The study identifies and analyses Zimbabwean popular songs by selected musicians. It identifies
strategies and patterns adopted by the musicians to reconstruct Shona traditional sources. The
study also questions why the musicians draw from the indigenous sources in certain ways and
how the commodified songs are meaningful to them and Shona community members in general.

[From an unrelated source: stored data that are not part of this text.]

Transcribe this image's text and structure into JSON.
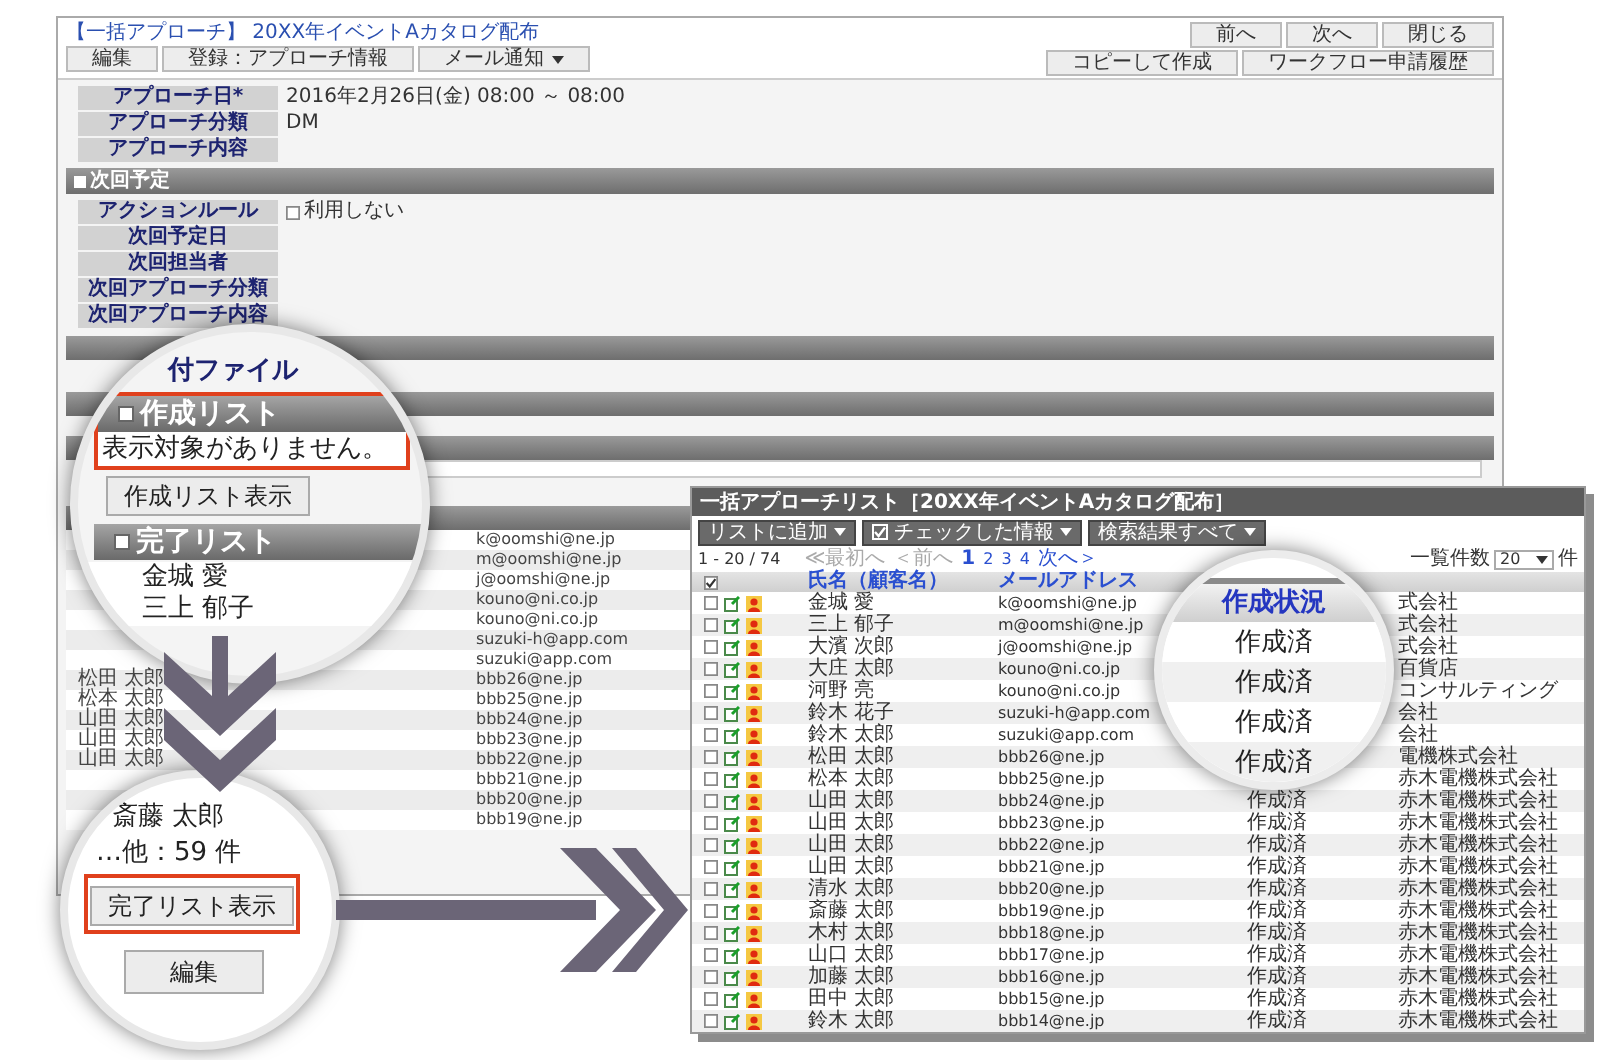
{
  "detail_window": {
    "title": "【一括アプローチ】 20XX年イベントAカタログ配布",
    "nav_buttons": [
      "前へ",
      "次へ",
      "閉じる"
    ],
    "toolbar": [
      {
        "label": "編集",
        "kind": "button"
      },
      {
        "label": "登録：アプローチ情報",
        "kind": "button"
      },
      {
        "label": "メール通知",
        "kind": "dropdown"
      }
    ],
    "right_buttons": [
      "コピーして作成",
      "ワークフロー申請履歴"
    ],
    "fields": [
      {
        "label": "アプローチ日*",
        "value": "2016年2月26日(金) 08:00 ～ 08:00"
      },
      {
        "label": "アプローチ分類",
        "value": "DM"
      },
      {
        "label": "アプローチ内容"
      }
    ],
    "next_section": {
      "title": "次回予定",
      "fields": [
        {
          "label": "アクションルール",
          "kind": "checkbox",
          "checked": false,
          "value": "利用しない"
        },
        {
          "label": "次回予定日",
          "kind": "text"
        },
        {
          "label": "次回担当者",
          "kind": "text"
        },
        {
          "label": "次回アプローチ分類",
          "kind": "text"
        },
        {
          "label": "次回アプローチ内容",
          "kind": "text"
        }
      ]
    },
    "list": [
      {
        "email": "k@oomshi@ne.jp"
      },
      {
        "email": "m@oomshi@ne.jp"
      },
      {
        "email": "j@oomshi@ne.jp"
      },
      {
        "email": "kouno@ni.co.jp"
      },
      {
        "email": "kouno@ni.co.jp"
      },
      {
        "email": "suzuki-h@app.com"
      },
      {
        "email": "suzuki@app.com"
      },
      {
        "name": "松田 太郎",
        "email": "bbb26@ne.jp"
      },
      {
        "name": "松本 太郎",
        "email": "bbb25@ne.jp"
      },
      {
        "name": "山田 太郎",
        "email": "bbb24@ne.jp"
      },
      {
        "name": "山田 太郎",
        "email": "bbb23@ne.jp"
      },
      {
        "name": "山田 太郎",
        "email": "bbb22@ne.jp"
      },
      {
        "email": "bbb21@ne.jp"
      },
      {
        "email": "bbb20@ne.jp"
      },
      {
        "email": "bbb19@ne.jp"
      }
    ]
  },
  "creation_magnifier": {
    "partial_heading": "付ファイル",
    "section_title": "作成リスト",
    "message": "表示対象がありません。",
    "button": "作成リスト表示",
    "done_title": "完了リスト",
    "names": [
      "金城 愛",
      "三上 郁子"
    ]
  },
  "done_magnifier": {
    "partial_name": "斎藤 太郎",
    "count": "…他：59 件",
    "button": "完了リスト表示",
    "edit_button": "編集"
  },
  "list_window": {
    "title": "一括アプローチリスト［20XX年イベントAカタログ配布］",
    "toolbar": [
      {
        "label": "リストに追加",
        "kind": "dropdown"
      },
      {
        "label": "チェックした情報",
        "kind": "checked-dropdown"
      },
      {
        "label": "検索結果すべて",
        "kind": "dropdown"
      }
    ],
    "range": "1 - 20 / 74",
    "links": [
      {
        "label": "≪最初へ",
        "kind": "nav",
        "disabled": true
      },
      {
        "label": "＜前へ",
        "kind": "nav",
        "disabled": true
      },
      {
        "label": "1",
        "kind": "page",
        "selected": true
      },
      {
        "label": "2",
        "kind": "page",
        "selected": false
      },
      {
        "label": "3",
        "kind": "page",
        "selected": false
      },
      {
        "label": "4",
        "kind": "page",
        "selected": false
      },
      {
        "label": "次へ＞",
        "kind": "nav",
        "disabled": false
      }
    ],
    "page_size": {
      "label": "一覧件数",
      "value": "20",
      "unit": "件"
    },
    "header_checkbox": {
      "checked": true
    },
    "columns": [
      "氏名（顧客名）",
      "メールアドレス"
    ],
    "rows": [
      {
        "checked": false,
        "name": "金城 愛",
        "email": "k@oomshi@ne.jp",
        "company": "式会社"
      },
      {
        "checked": false,
        "name": "三上 郁子",
        "email": "m@oomshi@ne.jp",
        "company": "式会社"
      },
      {
        "checked": false,
        "name": "大濱 次郎",
        "email": "j@oomshi@ne.jp",
        "company": "式会社"
      },
      {
        "checked": false,
        "name": "大庄 太郎",
        "email": "kouno@ni.co.jp",
        "company": "百貨店"
      },
      {
        "checked": false,
        "name": "河野 亮",
        "email": "kouno@ni.co.jp",
        "company": "コンサルティング"
      },
      {
        "checked": false,
        "name": "鈴木 花子",
        "email": "suzuki-h@app.com",
        "company": "会社"
      },
      {
        "checked": false,
        "name": "鈴木 太郎",
        "email": "suzuki@app.com",
        "company": "会社"
      },
      {
        "checked": false,
        "name": "松田 太郎",
        "email": "bbb26@ne.jp",
        "company": "電機株式会社"
      },
      {
        "checked": false,
        "name": "松本 太郎",
        "email": "bbb25@ne.jp",
        "company": "赤木電機株式会社"
      },
      {
        "checked": false,
        "name": "山田 太郎",
        "email": "bbb24@ne.jp",
        "status": "作成済",
        "company": "赤木電機株式会社"
      },
      {
        "checked": false,
        "name": "山田 太郎",
        "email": "bbb23@ne.jp",
        "status": "作成済",
        "company": "赤木電機株式会社"
      },
      {
        "checked": false,
        "name": "山田 太郎",
        "email": "bbb22@ne.jp",
        "status": "作成済",
        "company": "赤木電機株式会社"
      },
      {
        "checked": false,
        "name": "山田 太郎",
        "email": "bbb21@ne.jp",
        "status": "作成済",
        "company": "赤木電機株式会社"
      },
      {
        "checked": false,
        "name": "清水 太郎",
        "email": "bbb20@ne.jp",
        "status": "作成済",
        "company": "赤木電機株式会社"
      },
      {
        "checked": false,
        "name": "斎藤 太郎",
        "email": "bbb19@ne.jp",
        "status": "作成済",
        "company": "赤木電機株式会社"
      },
      {
        "checked": false,
        "name": "木村 太郎",
        "email": "bbb18@ne.jp",
        "status": "作成済",
        "company": "赤木電機株式会社"
      },
      {
        "checked": false,
        "name": "山口 太郎",
        "email": "bbb17@ne.jp",
        "status": "作成済",
        "company": "赤木電機株式会社"
      },
      {
        "checked": false,
        "name": "加藤 太郎",
        "email": "bbb16@ne.jp",
        "status": "作成済",
        "company": "赤木電機株式会社"
      },
      {
        "checked": false,
        "name": "田中 太郎",
        "email": "bbb15@ne.jp",
        "status": "作成済",
        "company": "赤木電機株式会社"
      },
      {
        "checked": false,
        "name": "鈴木 太郎",
        "email": "bbb14@ne.jp",
        "status": "作成済",
        "company": "赤木電機株式会社"
      }
    ]
  },
  "status_magnifier": {
    "header": "作成状況",
    "values": [
      "作成済",
      "作成済",
      "作成済",
      "作成済"
    ]
  }
}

The analysis shows that there are certain cultural values associated with each of the distinct
Shona musical genres namely mbira, ngoma and jiti. These determine how the songs are
adapted. Mbira music is believed to be the product of ancestors and therefore all the popular
songs that reproduce mbira traditional sources must retain “standard basic” structural
elements. The melorhythmic patterns associated with ngoma traditional sources are usually
maintained in popular music. While text constantly changes, traditional themes are usually
continued. However, the perception and understanding of cultural values usually differ from
one popular musician to another depending on varying personal backgrounds and
compositional purposes. Generally, there are four strategies employed in the adaptation of
Shona traditional music. These are imitation, sampling, combining two or more distinct
indigenous styles and abstract adaptation. The inclusion and exclusion of Shona indigenous
elements in popular music performance play an important role in the reconstruction and
negotiation of cultural heritage and identity for contemporary musicians and audiences.